Now Mr. McGill said in his argument at the demurrer stage that he wanted you to accept everything [White and Scanlan said].73 But Your Honor, you could not accept everything, because to do so would leave you in such a befuddle, because the stories are diametrically opposed. There is no one who listened to that evidence that was presented by Miss White and Mr. Scanlan that can reconcile the differences in them. The only similarity is that they involve a police officer and a male. Beyond that there is no similarity whatsoever.74
Of course there was another similarity, namely, that both White and Scanlan claimed that a man struck Officer Faulkner, even though their description of that event differed radically. But beyond that, Alva delivered a scathing critique of ADA McGill’s methodology of picking one single point of what one witness said while disregarding all the rest (column A), and adding it to an entirely different story that lacked that crucial point (column B), merely to get a conviction at any cost: “Your Honor, you can’t just take the identification of Cynthia White, and the substantive story of Mr. Scanlan, and put them together to equal C.”75
Unfortunately, this is what the court finally ended up doing, because less than a half hour later, Judge Meyer Rose found “the defendant …, Mr. Cook, guilty of the two crimes, aggravated assault and resisting law enforcement,”76 on exactly the logic Alva had so trenchantly criticized.
What was true for White’s and Scanlan’s descriptions of Cook’s alleged assault was of course also true of their descriptions of the Faulkner killing. With regard to the latter, one of the witnesses McGill had on offer was demonstrably vulnerable to police pressure and her account raised more questions than it answered, but on the other hand, she claimed to be able to ID the armed assailant (column A), whereas the other witness who gave a totally different description of the events but, as “a businessman … who is intelligent in his own right,”77 instead of a prostitute with multiple arrests and several open cases, was not as assailable as White but was unable to identify the shooter (column B).
But once one was ready to accept that strained logic, as was apparently the case with Judge Meyer Rose who otherwise behaved in no way as unfair as the Abu-Jamal Judges Paul Ribner and Albert F. Sabo, the fact that Scanlan and White contradicted each other not only with regard to the assault but also with regard to the shooting couldn’t add anything to Cook’s defense anymore: Here, too, McGill’s Chinese menu strategy worked, even though, on account of the weakness of White as a witness, only barely:78 I pick what I like from column A, add to it what I like from column B, and together, they will yield a fine meal that leads to a conviction.
Since he was defending Billy Cook and not Mumia Abu-Jamal, it can not be held against Alva that he didn’t investigate Scanlan’s story of the shooting quite as meticulously as he happened to have White’s.
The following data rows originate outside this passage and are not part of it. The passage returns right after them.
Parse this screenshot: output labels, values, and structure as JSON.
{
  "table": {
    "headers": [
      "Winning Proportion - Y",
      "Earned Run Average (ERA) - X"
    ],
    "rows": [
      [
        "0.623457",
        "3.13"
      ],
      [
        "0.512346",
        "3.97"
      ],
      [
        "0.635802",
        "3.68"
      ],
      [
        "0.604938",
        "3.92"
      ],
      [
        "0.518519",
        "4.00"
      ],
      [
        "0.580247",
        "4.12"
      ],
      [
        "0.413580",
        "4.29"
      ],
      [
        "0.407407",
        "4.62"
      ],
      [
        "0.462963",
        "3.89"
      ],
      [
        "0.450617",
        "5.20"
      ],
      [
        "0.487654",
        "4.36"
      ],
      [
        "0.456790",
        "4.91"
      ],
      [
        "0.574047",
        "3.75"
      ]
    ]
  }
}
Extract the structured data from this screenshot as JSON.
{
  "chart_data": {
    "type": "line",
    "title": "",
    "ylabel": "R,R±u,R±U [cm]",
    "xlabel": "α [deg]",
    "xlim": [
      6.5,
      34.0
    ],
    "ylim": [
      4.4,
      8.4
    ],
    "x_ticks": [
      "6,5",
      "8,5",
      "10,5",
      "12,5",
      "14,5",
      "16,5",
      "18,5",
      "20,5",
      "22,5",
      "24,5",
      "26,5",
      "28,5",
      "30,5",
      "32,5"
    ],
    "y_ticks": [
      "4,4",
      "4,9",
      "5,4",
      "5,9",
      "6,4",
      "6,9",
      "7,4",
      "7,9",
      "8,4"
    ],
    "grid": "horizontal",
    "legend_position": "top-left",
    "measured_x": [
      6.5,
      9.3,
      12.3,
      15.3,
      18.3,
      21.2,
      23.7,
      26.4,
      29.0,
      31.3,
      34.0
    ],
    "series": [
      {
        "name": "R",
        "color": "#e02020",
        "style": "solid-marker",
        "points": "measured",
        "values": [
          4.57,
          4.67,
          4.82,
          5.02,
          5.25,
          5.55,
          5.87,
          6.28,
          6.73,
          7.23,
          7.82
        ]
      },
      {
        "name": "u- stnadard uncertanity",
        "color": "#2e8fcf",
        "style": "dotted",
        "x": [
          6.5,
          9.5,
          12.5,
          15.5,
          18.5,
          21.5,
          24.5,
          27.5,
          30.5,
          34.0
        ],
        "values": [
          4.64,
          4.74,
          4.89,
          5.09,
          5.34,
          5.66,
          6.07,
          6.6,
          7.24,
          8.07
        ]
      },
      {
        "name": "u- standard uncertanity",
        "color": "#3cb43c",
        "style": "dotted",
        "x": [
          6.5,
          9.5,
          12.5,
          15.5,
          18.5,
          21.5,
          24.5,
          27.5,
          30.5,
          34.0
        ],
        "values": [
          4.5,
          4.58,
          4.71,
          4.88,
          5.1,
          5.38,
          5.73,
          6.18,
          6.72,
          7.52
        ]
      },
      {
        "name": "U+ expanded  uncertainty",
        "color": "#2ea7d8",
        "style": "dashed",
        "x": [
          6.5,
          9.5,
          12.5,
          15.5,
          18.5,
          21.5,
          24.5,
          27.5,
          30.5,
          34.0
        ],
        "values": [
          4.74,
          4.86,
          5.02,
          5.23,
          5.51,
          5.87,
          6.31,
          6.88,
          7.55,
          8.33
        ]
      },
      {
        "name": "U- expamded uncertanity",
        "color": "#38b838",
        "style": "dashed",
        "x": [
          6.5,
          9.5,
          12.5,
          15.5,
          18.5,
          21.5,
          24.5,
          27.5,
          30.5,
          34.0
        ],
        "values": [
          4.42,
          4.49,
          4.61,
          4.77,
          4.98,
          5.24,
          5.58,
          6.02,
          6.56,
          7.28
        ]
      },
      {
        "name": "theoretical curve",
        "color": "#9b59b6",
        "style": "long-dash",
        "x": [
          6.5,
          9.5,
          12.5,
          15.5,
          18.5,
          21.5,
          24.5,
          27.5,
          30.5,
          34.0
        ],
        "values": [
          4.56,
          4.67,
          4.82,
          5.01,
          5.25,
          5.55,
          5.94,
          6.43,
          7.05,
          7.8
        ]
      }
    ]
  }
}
All the same, it is unfortunate.
Beyond the contradictions between the witnesses – which as we just saw were offset by the acceptance of the A + B = C logic by the court –, his demonstration of the bizarre character of White’s description of that crucial event had clearly worked in his advantage, to a point where White’s credibility as a witness was on the verge of collapsing.79
But we have seen in the preceding pages that while Scanlan’s description of the alleged Cook assault may have been tenable at least in principle, the same is not true of his description of the shooting of Officer Faulkner. That description was definitely absurd and made no more sense than White’s account did. But once we are at this point, we go beyond talking about the technique of cobbling together a prosecution on the model of Joseph McGill’s Chinese menu – we are now talking about the ingredients of that menu.